Don’t forget that Welles managed to secure a contract for the film, better than anyone else has ever gotten! (Know why Turner didn’t colorize the film back when he was colorizing everything else? Because the contract Welles signed to do the film still prevented it! )
I was going to refer to the same scene, I think. It’s where he’s walking down the hallway REALLY slowly, and there are mirrors on either side, right? BRILLIANT. When my film professor showed that clip in class the day after the screening, I made her play it again. It’s noirish, with the shadows falling over Kane’s face, the camera angles are irregular and chaotic, and the mirrors form a tunnel of nothingness that Kane enters.
Welles himself facinates me. You can find the IMDB bio here, but I’d scroll down to the Leonard Maltin bio, which is further down on that page. Not only does Maltin talk about Welles, but he talks about all the aspects that made Kane so brilliant.
Citizen Kane was the first movie I ever owned, my mom gave it to me as a Christmas present when I was 12. On a related note, my mom is SO cool.

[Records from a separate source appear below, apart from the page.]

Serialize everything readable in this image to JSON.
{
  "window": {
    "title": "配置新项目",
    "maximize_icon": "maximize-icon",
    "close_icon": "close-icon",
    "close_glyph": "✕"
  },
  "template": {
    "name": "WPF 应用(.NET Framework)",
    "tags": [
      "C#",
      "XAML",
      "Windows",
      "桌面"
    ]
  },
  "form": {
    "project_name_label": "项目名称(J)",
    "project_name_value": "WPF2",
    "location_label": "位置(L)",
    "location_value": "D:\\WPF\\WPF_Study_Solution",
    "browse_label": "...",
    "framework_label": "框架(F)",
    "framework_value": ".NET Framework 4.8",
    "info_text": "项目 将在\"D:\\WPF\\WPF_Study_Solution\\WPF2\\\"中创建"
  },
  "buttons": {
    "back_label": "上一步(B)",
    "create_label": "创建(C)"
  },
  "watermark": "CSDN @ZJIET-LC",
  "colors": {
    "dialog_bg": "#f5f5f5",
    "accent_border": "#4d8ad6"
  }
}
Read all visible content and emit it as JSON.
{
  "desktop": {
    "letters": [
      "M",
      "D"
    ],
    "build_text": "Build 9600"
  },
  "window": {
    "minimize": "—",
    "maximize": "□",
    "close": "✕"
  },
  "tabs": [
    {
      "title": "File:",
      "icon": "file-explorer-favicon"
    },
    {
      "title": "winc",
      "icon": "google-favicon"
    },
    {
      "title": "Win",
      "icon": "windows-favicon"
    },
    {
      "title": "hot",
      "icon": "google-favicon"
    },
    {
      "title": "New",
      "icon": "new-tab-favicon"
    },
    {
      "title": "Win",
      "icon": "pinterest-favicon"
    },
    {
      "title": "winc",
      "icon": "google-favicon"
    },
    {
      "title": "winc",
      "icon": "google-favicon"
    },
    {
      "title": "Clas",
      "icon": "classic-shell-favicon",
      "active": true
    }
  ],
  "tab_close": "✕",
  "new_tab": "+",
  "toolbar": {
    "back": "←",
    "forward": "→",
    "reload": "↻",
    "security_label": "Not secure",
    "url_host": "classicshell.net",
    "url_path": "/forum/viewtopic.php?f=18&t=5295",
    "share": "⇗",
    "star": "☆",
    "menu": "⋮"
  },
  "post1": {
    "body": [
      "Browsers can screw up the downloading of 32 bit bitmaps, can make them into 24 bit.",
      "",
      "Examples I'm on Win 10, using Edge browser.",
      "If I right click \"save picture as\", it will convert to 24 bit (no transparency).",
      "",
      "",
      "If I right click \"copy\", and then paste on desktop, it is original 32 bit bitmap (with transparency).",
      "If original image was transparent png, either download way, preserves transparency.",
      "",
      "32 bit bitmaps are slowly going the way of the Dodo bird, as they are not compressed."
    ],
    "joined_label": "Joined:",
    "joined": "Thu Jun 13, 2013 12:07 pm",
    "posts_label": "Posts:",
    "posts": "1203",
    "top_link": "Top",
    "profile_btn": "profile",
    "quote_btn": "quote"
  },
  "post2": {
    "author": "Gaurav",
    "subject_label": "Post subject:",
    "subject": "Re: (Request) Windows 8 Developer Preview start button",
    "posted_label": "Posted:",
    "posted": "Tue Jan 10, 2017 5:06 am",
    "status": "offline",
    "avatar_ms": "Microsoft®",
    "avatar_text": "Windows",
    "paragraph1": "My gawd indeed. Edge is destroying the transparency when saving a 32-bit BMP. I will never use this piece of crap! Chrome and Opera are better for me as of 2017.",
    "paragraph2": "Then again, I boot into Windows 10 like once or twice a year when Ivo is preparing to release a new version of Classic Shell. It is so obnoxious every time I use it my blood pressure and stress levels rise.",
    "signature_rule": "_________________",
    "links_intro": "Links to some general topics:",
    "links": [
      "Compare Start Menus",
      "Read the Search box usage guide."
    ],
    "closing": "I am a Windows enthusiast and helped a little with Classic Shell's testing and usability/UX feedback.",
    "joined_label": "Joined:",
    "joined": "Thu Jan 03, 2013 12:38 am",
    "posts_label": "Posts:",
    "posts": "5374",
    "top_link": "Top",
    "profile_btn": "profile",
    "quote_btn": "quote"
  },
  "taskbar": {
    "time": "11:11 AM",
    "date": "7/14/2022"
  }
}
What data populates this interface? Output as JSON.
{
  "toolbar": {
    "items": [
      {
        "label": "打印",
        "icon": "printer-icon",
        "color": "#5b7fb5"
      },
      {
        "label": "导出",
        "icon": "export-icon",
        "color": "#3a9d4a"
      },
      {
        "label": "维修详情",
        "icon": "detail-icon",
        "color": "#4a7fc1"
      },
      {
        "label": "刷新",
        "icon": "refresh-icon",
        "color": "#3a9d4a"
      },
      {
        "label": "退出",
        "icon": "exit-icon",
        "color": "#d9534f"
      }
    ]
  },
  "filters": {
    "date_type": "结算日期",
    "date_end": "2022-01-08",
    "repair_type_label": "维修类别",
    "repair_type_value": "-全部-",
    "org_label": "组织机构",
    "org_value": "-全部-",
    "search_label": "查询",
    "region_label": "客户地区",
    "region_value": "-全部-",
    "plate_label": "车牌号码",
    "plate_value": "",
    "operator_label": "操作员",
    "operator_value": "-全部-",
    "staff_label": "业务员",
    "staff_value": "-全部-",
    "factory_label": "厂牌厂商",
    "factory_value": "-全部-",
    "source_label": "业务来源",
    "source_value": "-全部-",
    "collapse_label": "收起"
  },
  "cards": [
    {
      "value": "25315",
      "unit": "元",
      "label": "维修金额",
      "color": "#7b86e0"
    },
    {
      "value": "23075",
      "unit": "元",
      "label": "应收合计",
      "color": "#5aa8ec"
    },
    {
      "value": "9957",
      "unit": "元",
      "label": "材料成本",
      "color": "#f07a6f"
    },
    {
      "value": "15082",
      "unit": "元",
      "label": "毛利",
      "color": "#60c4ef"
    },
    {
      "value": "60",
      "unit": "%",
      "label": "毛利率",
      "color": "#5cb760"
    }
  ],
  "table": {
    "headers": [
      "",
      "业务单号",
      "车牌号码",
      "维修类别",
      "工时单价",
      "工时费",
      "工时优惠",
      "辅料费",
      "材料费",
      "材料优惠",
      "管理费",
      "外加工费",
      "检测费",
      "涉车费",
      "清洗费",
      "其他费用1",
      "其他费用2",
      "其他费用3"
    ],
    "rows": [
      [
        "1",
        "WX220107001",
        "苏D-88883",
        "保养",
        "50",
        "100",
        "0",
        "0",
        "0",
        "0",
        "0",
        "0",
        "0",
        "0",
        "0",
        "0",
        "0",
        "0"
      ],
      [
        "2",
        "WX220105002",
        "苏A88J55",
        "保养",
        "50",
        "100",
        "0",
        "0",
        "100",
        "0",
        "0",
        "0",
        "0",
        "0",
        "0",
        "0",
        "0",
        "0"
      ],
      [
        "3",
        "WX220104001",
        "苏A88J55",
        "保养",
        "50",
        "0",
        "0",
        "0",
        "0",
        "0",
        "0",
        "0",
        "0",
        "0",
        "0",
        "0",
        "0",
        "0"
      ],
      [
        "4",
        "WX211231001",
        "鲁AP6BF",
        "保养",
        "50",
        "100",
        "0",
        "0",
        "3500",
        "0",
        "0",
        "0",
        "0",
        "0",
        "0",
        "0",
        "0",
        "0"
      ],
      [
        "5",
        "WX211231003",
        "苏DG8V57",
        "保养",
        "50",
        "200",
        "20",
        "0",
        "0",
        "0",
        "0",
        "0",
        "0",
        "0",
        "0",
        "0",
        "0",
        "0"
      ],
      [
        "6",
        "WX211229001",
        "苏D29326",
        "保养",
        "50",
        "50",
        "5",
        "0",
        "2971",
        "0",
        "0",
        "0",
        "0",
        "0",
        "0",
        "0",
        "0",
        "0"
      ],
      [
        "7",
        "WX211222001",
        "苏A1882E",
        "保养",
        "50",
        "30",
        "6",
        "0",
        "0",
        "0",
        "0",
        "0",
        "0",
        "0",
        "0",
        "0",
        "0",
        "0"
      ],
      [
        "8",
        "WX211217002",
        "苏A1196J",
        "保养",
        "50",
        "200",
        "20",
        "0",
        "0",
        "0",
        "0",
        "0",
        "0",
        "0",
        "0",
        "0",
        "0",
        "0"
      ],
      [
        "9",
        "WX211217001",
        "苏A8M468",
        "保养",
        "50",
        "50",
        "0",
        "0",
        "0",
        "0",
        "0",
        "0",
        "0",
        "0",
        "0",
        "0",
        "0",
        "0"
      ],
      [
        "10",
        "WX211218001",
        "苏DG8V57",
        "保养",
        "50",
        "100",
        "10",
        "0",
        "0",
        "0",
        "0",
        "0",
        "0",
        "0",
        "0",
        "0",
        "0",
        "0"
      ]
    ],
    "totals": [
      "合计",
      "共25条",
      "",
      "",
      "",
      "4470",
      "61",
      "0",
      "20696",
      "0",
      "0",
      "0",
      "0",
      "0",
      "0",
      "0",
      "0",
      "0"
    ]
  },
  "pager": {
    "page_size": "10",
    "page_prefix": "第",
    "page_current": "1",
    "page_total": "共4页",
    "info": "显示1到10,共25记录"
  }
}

I got the impression from reading the back of the box that what Welles did with this movie (write, star in, and direct an instant classic at the beginning of your career) is sort of every filmmaker’s dream, and that Kane has inspired more directorial careers than any other movie.
There’s a wonderful gag in CITIZEN KANE:
Early in the film, the camera, up in the sky, zooms down on a nightclub. It zeroes in on the skylight, moves “through” it with the help of a fade, and there we are in the club, watching as the reporter interviews the drunken Susan, Kane’s ex-wife.
Later in the film, the reporter goes back for another interview. Once again, the camera, up in the sky, zooms down on the nightclub and zeroes in on the skylight . . . but this time a pane of glass in the skylight is broken. The camera passes through . . .
Why is the pane broken? The camera “broke” it going through it the first time!
I appreciate the techniques that were used so well in the making of Citizen Kane. However, I think the importance attached to them, and how they influence people’s thinking about what makes the movie so great, is highly overrated. To use painting as analogy, many techniques that are now taken for granted, at least in most “realist” paintings, such as foreshortening and perspective, did not necessarily make the first works that used them successfully great pictures. Yes, the film techniques used add greatly to the effectiveness of the story, but, to me, while entertaining and well told, that story just isn’t compelling enough for me to make this one of my favorite films.